Labor share of income in the developed countries is at the lowest it's been in decades (1). In the US, if all workers received a 13% pay hike, this would just bring the labor share to where it was in 1990. Profit margins are at record highs (2). It took me two minutes of googling, yet somehow people writing for one of the most prestigious econ-related magazine in the world are incapable or unwilling (more likely) to mention it.

In addition, this figure also includes the "labor share" of top-level management. People focus too much on CEO pay, and neglect the fact it's also C-suites, vice-presidents, board members, and most of the direct and indirect perks they receive. I wouldn't be surprised if the labor share of income to this new nobility increased from low single-digit to double-digit percentage

(1) - https://www.oecd.org/g20/topics/employment-and-social-policy...

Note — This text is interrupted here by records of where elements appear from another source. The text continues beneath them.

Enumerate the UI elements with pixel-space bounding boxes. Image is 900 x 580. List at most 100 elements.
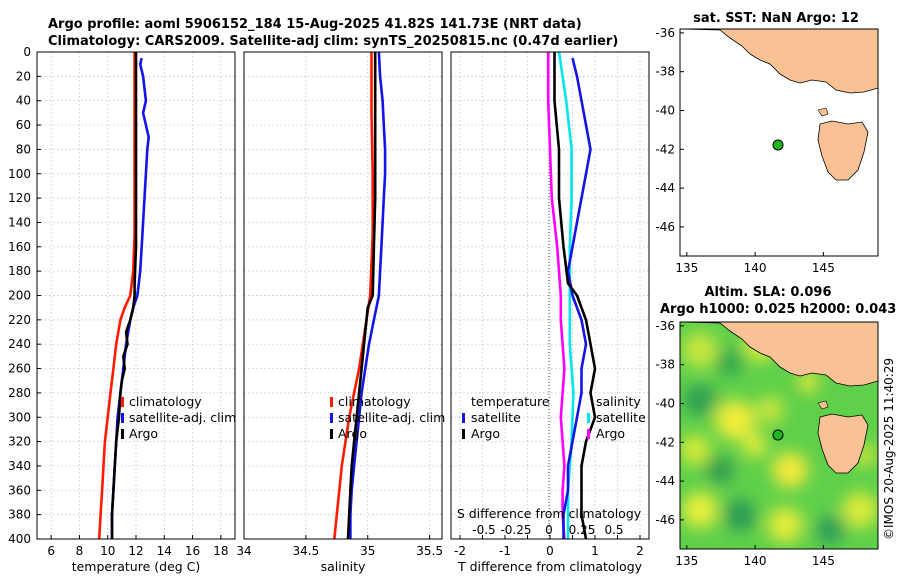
sla-map-title-line2: Argo h1000: 0.025 h2000: 0.043 bbox=[660, 302, 896, 317]
salinity-axes-frame bbox=[243, 51, 443, 540]
lon-tick-label: 135 bbox=[675, 554, 698, 568]
legend-s-satellite-swatch bbox=[587, 413, 590, 423]
depth-tick-label: 380 bbox=[8, 508, 31, 522]
s-difference-tick-labels: -0.5 -0.25 0 0.25 0.5 bbox=[472, 523, 623, 537]
lon-tick-label: 135 bbox=[675, 261, 698, 275]
mainland-shape bbox=[680, 322, 878, 387]
depth-tick-label: 300 bbox=[8, 410, 31, 424]
x-tick-label: 34 bbox=[236, 544, 251, 558]
salinity-panel: 34 34.5 35 35.5 salinity climatology satell… bbox=[236, 51, 445, 574]
x-tick-label: 12 bbox=[128, 544, 143, 558]
legend-t-satellite-label: satellite bbox=[471, 410, 521, 425]
lat-tick-label: -46 bbox=[655, 513, 675, 527]
legend-salinity-title: salinity bbox=[596, 394, 641, 409]
legend-t-argo-label: Argo bbox=[471, 426, 500, 441]
x-tick-label: 35 bbox=[360, 544, 375, 558]
difference-legend-left: temperature satellite Argo bbox=[462, 394, 550, 441]
legend-s-satellite-label: satellite bbox=[596, 410, 646, 425]
lat-tick-label: -40 bbox=[655, 103, 675, 117]
mainland-shape bbox=[680, 29, 878, 94]
depth-tick-label: 220 bbox=[8, 313, 31, 327]
argo-line bbox=[110, 52, 138, 539]
depth-tick-label: 400 bbox=[8, 532, 31, 546]
lon-tick-label: 140 bbox=[744, 261, 767, 275]
t-argo-diff-line bbox=[553, 52, 597, 540]
difference-series bbox=[546, 51, 597, 540]
argo-position-marker bbox=[772, 139, 784, 151]
satellite-line bbox=[110, 57, 150, 539]
depth-tick-label: 340 bbox=[8, 459, 31, 473]
legend-t-argo-swatch bbox=[462, 429, 465, 439]
small-island-shape bbox=[817, 107, 829, 117]
imos-timestamp-label: ©IMOS 20-Aug-2025 11:40:29 bbox=[882, 358, 896, 540]
difference-panel: -2 -1 0 1 2 T difference from climatology S … bbox=[450, 51, 650, 574]
s-tick-label: -0.5 bbox=[472, 523, 495, 537]
legend-s-argo-swatch bbox=[587, 429, 590, 439]
temperature-x-label: temperature (deg C) bbox=[72, 559, 201, 574]
depth-tick-label: 60 bbox=[16, 118, 31, 132]
x-tick-label: 10 bbox=[100, 544, 115, 558]
legend-climatology-swatch bbox=[121, 397, 124, 407]
temperature-tick-labels: 6 8 10 12 14 16 18 bbox=[47, 535, 228, 558]
lon-tick-label: 145 bbox=[812, 261, 835, 275]
sla-blob bbox=[743, 433, 767, 457]
lon-tick-label: 145 bbox=[812, 554, 835, 568]
legend-temperature-title: temperature bbox=[471, 394, 550, 409]
depth-tick-label: 140 bbox=[8, 215, 31, 229]
sla-blob bbox=[798, 372, 818, 392]
x-tick-label: 8 bbox=[76, 544, 84, 558]
legend-t-satellite-swatch bbox=[462, 413, 465, 423]
lat-tick-label: -42 bbox=[655, 435, 675, 449]
salinity-series bbox=[333, 51, 387, 540]
x-tick-label: 18 bbox=[213, 544, 228, 558]
sla-blob bbox=[772, 452, 808, 488]
s-tick-label: 0.5 bbox=[604, 523, 623, 537]
legend-climatology-label: climatology bbox=[129, 394, 202, 409]
depth-tick-label: 240 bbox=[8, 337, 31, 351]
depth-tick-label: 280 bbox=[8, 386, 31, 400]
lat-tick-label: -44 bbox=[655, 474, 675, 488]
salinity-tick-labels: 34 34.5 35 35.5 bbox=[236, 535, 443, 558]
difference-legend-right: salinity satellite Argo bbox=[587, 394, 646, 441]
depth-tick-label: 320 bbox=[8, 435, 31, 449]
climatology-line bbox=[333, 52, 375, 540]
temperature-legend: climatology satellite-adj. clim Argo bbox=[121, 394, 236, 441]
x-tick-label: 16 bbox=[185, 544, 200, 558]
x-tick-label: 34.5 bbox=[293, 544, 320, 558]
depth-tick-label: 260 bbox=[8, 362, 31, 376]
depth-tick-label: 160 bbox=[8, 240, 31, 254]
sst-map-tick-labels: -36 -38 -40 -42 -44 -46 135 140 145 bbox=[655, 26, 834, 275]
sst-map-title: sat. SST: NaN Argo: 12 bbox=[693, 11, 859, 26]
legend-argo-swatch bbox=[121, 429, 124, 439]
t-satellite-diff-line bbox=[562, 57, 592, 539]
depth-tick-label: 200 bbox=[8, 289, 31, 303]
temperature-panel: 0 20 40 60 80 100 120 140 160 180 200 220 240 260 280 3… bbox=[8, 45, 236, 574]
salinity-grid bbox=[244, 52, 442, 539]
lon-tick-label: 140 bbox=[744, 554, 767, 568]
sla-map-tick-labels: -36 -38 -40 -42 -44 -46 135 140 145 bbox=[655, 319, 834, 568]
sla-field-blobs bbox=[680, 329, 878, 544]
sst-map-panel: sat. SST: NaN Argo: 12 -36 -38 -40 -42 -44 -4… bbox=[655, 11, 879, 275]
sla-blob bbox=[682, 332, 718, 368]
lat-tick-label: -46 bbox=[655, 220, 675, 234]
argo-position-marker bbox=[772, 429, 784, 441]
climatology-line bbox=[97, 52, 136, 540]
sst-map-land bbox=[680, 29, 878, 181]
lat-tick-label: -40 bbox=[655, 396, 675, 410]
lat-tick-label: -44 bbox=[655, 181, 675, 195]
t-difference-x-label: T difference from climatology bbox=[457, 559, 643, 574]
temperature-series bbox=[97, 52, 150, 540]
sla-blob bbox=[680, 435, 710, 465]
x-tick-label: 1 bbox=[591, 544, 599, 558]
sla-map-panel: Altim. SLA: 0.096 Argo h1000: 0.025 h200… bbox=[655, 285, 896, 568]
depth-tick-label: 40 bbox=[16, 94, 31, 108]
sla-blob bbox=[716, 348, 744, 376]
legend-argo-swatch bbox=[330, 429, 333, 439]
depth-tick-label: 20 bbox=[16, 69, 31, 83]
depth-tick-label: 360 bbox=[8, 483, 31, 497]
s-argo-diff-line bbox=[546, 52, 566, 540]
island-shape bbox=[817, 413, 869, 474]
sla-blob bbox=[816, 516, 844, 544]
legend-climatology-label: climatology bbox=[338, 394, 411, 409]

(2) - https://www.axios.com/profit-margins-record-high-rising-infl...


It’s funny though, how productivity massively goes up per capita yet pay doesn’t really change much and despite each person today being the equivalent of many multiple people from yesterday, capitalists complain about how they can’t find enough affordable labor in a system known for its profit gouging and corruption. Something’s not right here…

It's well-documented that, in the United States, productivity has increased massively since the 70s but wages have remained stagnant.

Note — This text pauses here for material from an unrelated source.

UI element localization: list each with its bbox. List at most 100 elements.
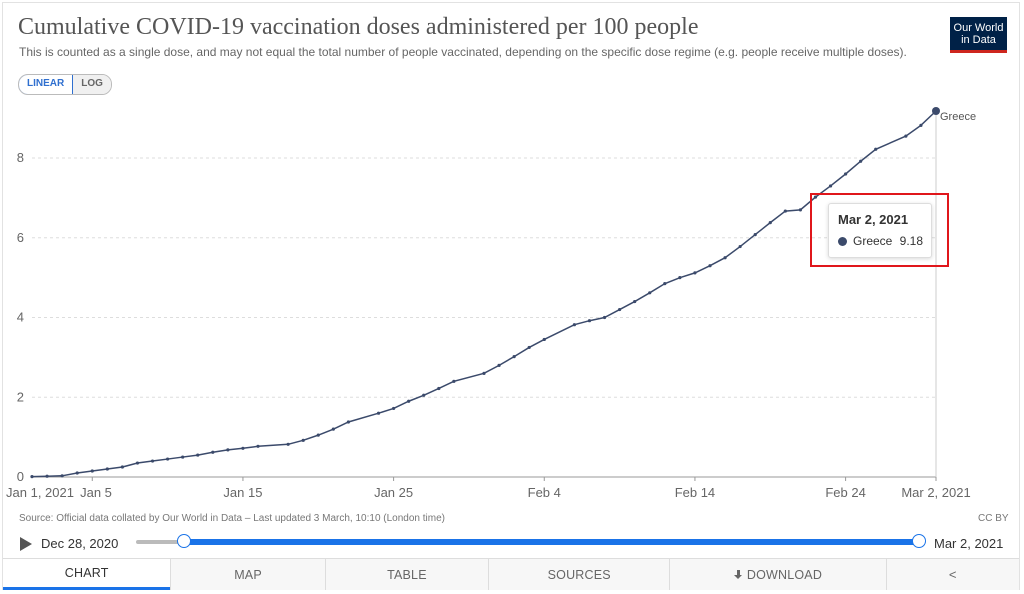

http://www.theatlantic.com/business/archive/2015/02/why-the-...


I don't really understand why capitalists think they can continue to pay people the same amount in the context of increased efficiency. Profits are higher than ever but the public doesn't see a dime of it. Surely it will have negative impacts on consumption down the road.

The interesting thing is that wages have remained stagnant as productivity has increased dramatically. Which means that our labor has been valued less over time. What needs to happen is that the work week shortens while the minimum wage increases in kind. Top execs need to be comfortable making less, as they are the only ones profiting off these productivity increases.

This is happening all over the place and is the reason for the huge productivity/wage gap over the past X decades.

the productivity in the US has been stagnating/decreasing for more than a decade already. Tight labor market requires to pay more to employees which in turn requires the businesses to increase productivity and efficiency - i.e. the more expensive the labor the less waste of that labor can the business afford. Add to that the tax cuts which automatically made the employees even more expensive (actual cost of employee = cost paid - tax on profit, i.e. $100 employee salary comes down to just $70 in actual cost with 30% profit tax rate whereis it is $80 with 20% profit tax rate). Even more automation/computerization/robotization/etc. to come.